The comprehensive quantitative and spatially resolved analysis of the human proteome will transform proteomics from providing simple lists of components to generating a quantitative annotation of how and when proteins are localised in specific subcellular locations. This is not only a pre-requisite for a ‘systems-wide’ understanding of biological function, but will also open the stage for an effective application of this knowledge in biomedicine.
References
Hørning OB, Kjeldsen F, Theodorsen S, Vorm O, Jensen ON. Isocratic solid phase extraction-liquid chromatography (SPE-LC) interfaced to high-performance tandem mass spectrometry for rapid protein identification.

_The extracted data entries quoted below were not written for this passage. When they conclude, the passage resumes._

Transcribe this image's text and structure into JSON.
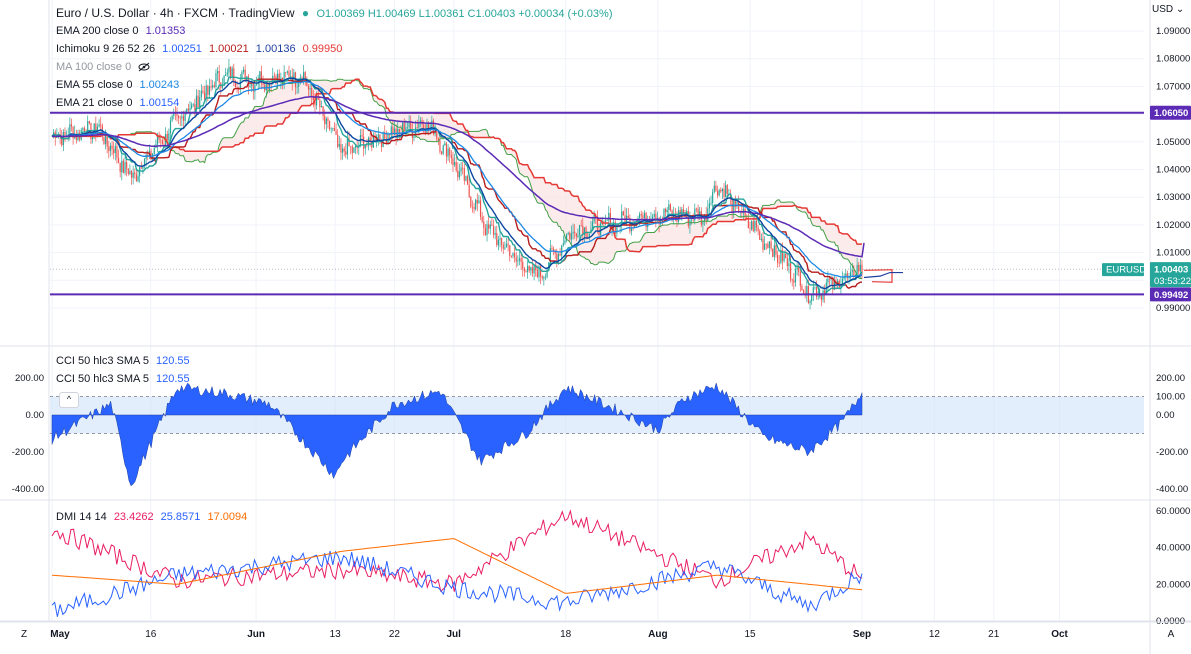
{
  "header": {
    "title": "Euro / U.S. Dollar · 4h · FXCM · TradingView",
    "ohlc": "O1.00369 H1.00469 L1.00361 C1.00403 +0.00034 (+0.03%)"
  },
  "indicators": {
    "ema200": {
      "label": "EMA 200 close 0",
      "value": "1.01353",
      "color": "#5b2bb5"
    },
    "ichimoku": {
      "label": "Ichimoku 9 26 52 26",
      "v1": "1.00251",
      "v2": "1.00021",
      "v3": "1.00136",
      "v4": "0.99950"
    },
    "ma100": {
      "label": "MA 100 close 0"
    },
    "ema55": {
      "label": "EMA 55 close 0",
      "value": "1.00243",
      "color": "#1e88e5"
    },
    "ema21": {
      "label": "EMA 21 close 0",
      "value": "1.00154",
      "color": "#2a2e39"
    }
  },
  "cci": {
    "label1": "CCI 50 hlc3 SMA 5",
    "value1": "120.55",
    "label2": "CCI 50 hlc3 SMA 5",
    "value2": "120.55",
    "collapse": "^"
  },
  "dmi": {
    "label": "DMI 14 14",
    "v1": "23.4262",
    "v2": "25.8571",
    "v3": "17.0094"
  },
  "currency": "USD ⌄",
  "price_axis": [
    "1.09000",
    "1.08000",
    "1.07000",
    "1.06000",
    "1.05000",
    "1.04000",
    "1.03000",
    "1.02000",
    "1.01000",
    "0.99000"
  ],
  "cci_axis": [
    "200.00",
    "0.00",
    "-200.00",
    "-400.00"
  ],
  "cci_axis_right": [
    "200.00",
    "100.00",
    "0.00",
    "-200.00",
    "-400.00"
  ],
  "dmi_axis": [
    "60.0000",
    "40.0000",
    "20.0000",
    "0.0000"
  ],
  "x_axis": [
    "May",
    "16",
    "Jun",
    "13",
    "22",
    "Jul",
    "18",
    "Aug",
    "15",
    "Sep",
    "12",
    "21",
    "Oct"
  ],
  "tags": {
    "line_top": "1.06050",
    "symbol": "EURUSD",
    "price": "1.00403",
    "countdown": "03:53:22",
    "line_bottom": "0.99492"
  },
  "footer": {
    "left": "Z",
    "right": "A"
  },
  "colors": {
    "up": "#26a69a",
    "down": "#ef5350",
    "hline": "#5b2bb5",
    "cci_fill": "#2962ff",
    "cci_band": "#cfe3f9",
    "dmi_plus": "#e91e63",
    "dmi_minus": "#2962ff",
    "adx": "#ff6d00"
  },
  "chart_data": {
    "type": "line",
    "instrument": "EURUSD",
    "timeframe": "4h",
    "x_range": [
      "May",
      "Oct"
    ],
    "price_ylim": [
      0.985,
      1.095
    ],
    "close_path": {
      "x": [
        "May 1",
        "May 8",
        "May 13",
        "May 20",
        "May 27",
        "Jun 1",
        "Jun 8",
        "Jun 14",
        "Jun 20",
        "Jun 27",
        "Jul 1",
        "Jul 6",
        "Jul 12",
        "Jul 14",
        "Jul 19",
        "Jul 26",
        "Aug 1",
        "Aug 8",
        "Aug 10",
        "Aug 15",
        "Aug 22",
        "Aug 24",
        "Aug 29",
        "Sep 1"
      ],
      "y": [
        1.052,
        1.055,
        1.037,
        1.058,
        1.074,
        1.072,
        1.074,
        1.046,
        1.052,
        1.057,
        1.043,
        1.019,
        1.004,
        1.002,
        1.018,
        1.021,
        1.024,
        1.023,
        1.035,
        1.02,
        1.002,
        0.995,
        1.0,
        1.004
      ]
    },
    "hlines": [
      1.0605,
      0.99492
    ],
    "cci": {
      "x": [
        "May 1",
        "May 10",
        "May 13",
        "May 20",
        "May 27",
        "Jun 3",
        "Jun 13",
        "Jun 14",
        "Jun 22",
        "Jun 29",
        "Jul 5",
        "Jul 12",
        "Jul 18",
        "Jul 25",
        "Aug 1",
        "Aug 5",
        "Aug 10",
        "Aug 17",
        "Aug 24",
        "Aug 29",
        "Sep 1"
      ],
      "y": [
        -130,
        60,
        -380,
        150,
        120,
        60,
        -330,
        -250,
        60,
        130,
        -250,
        -100,
        150,
        40,
        -80,
        90,
        160,
        -120,
        -200,
        -40,
        120.55
      ],
      "ylim": [
        -420,
        260
      ],
      "bands": [
        100,
        -100
      ]
    },
    "dmi": {
      "series": [
        {
          "name": "DMI+",
          "x": [
            "May 1",
            "May 20",
            "Jun 14",
            "Jul 1",
            "Jul 18",
            "Aug 10",
            "Aug 24",
            "Sep 1"
          ],
          "y": [
            50,
            22,
            28,
            20,
            58,
            22,
            45,
            23.4262
          ]
        },
        {
          "name": "DMI-",
          "x": [
            "May 1",
            "May 20",
            "Jun 14",
            "Jul 1",
            "Jul 18",
            "Aug 10",
            "Aug 24",
            "Sep 1"
          ],
          "y": [
            5,
            25,
            35,
            18,
            10,
            30,
            8,
            25.8571
          ]
        },
        {
          "name": "ADX",
          "x": [
            "May 1",
            "May 20",
            "Jun 14",
            "Jul 1",
            "Jul 18",
            "Aug 10",
            "Aug 24",
            "Sep 1"
          ],
          "y": [
            25,
            20,
            38,
            45,
            15,
            25,
            20,
            17.0094
          ]
        }
      ],
      "ylim": [
        0,
        60
      ]
    }
  }
}
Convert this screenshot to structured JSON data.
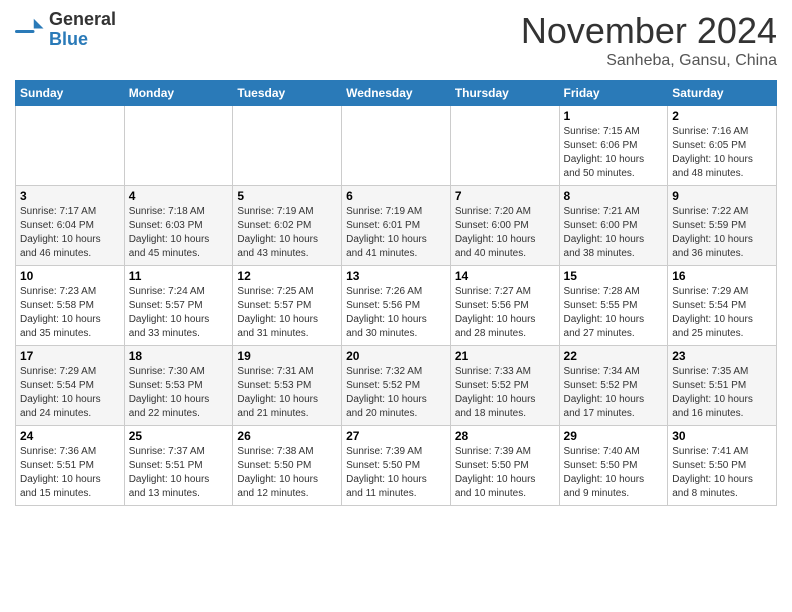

J Proteome Res. 2008;7:3159-67.
Zhou M, Sandercock AM, Fraser CS, Ridlova G, Stephens E, Schenauer MR,Yokoi-Fong T, Barsky D, Leary JA, Hershey JW, Doudna JA, Robinson CV. Special Feature: Mass spectrometry reveals modularity and a complete subunitinteraction map of the eukaryotic translation factor eIF3.Proc Natl Acad Sci U S A. 2008 Epub ahead of print July 1, 2008, doi: 10.1073/pnas.0801313105
Rinner O, Seebacher J, Walzthoeni T, Mueller LN, Beck M, Schmidt A, Mueller M, Aebersold R. Identification of cross-linked peptides from large sequence databases. Nat Methods. 2008. 5:315-8.
Kiel C, Beltrao P, Serrano L. Analyzing protein interaction networks using structural information. Annu Rev Biochem. 2008;77:415-41.
Andersen JS, Mann M. Organellar proteomics: turning inventories into insights. EMBO Rep. 2006; 7:874-9.
Lam YW, Lamond AI, Mann M, Andersen JS. Analysis of nucleolar protein dynamics reveals the nuclear degradation of ribosomal proteins. Curr Biol. 2007;17:749-60.
Trinkle-Mulcahy L, Lamond AI. Toward a high-resolution view of nuclear dynamics. Science. 2007; 318:1402-7.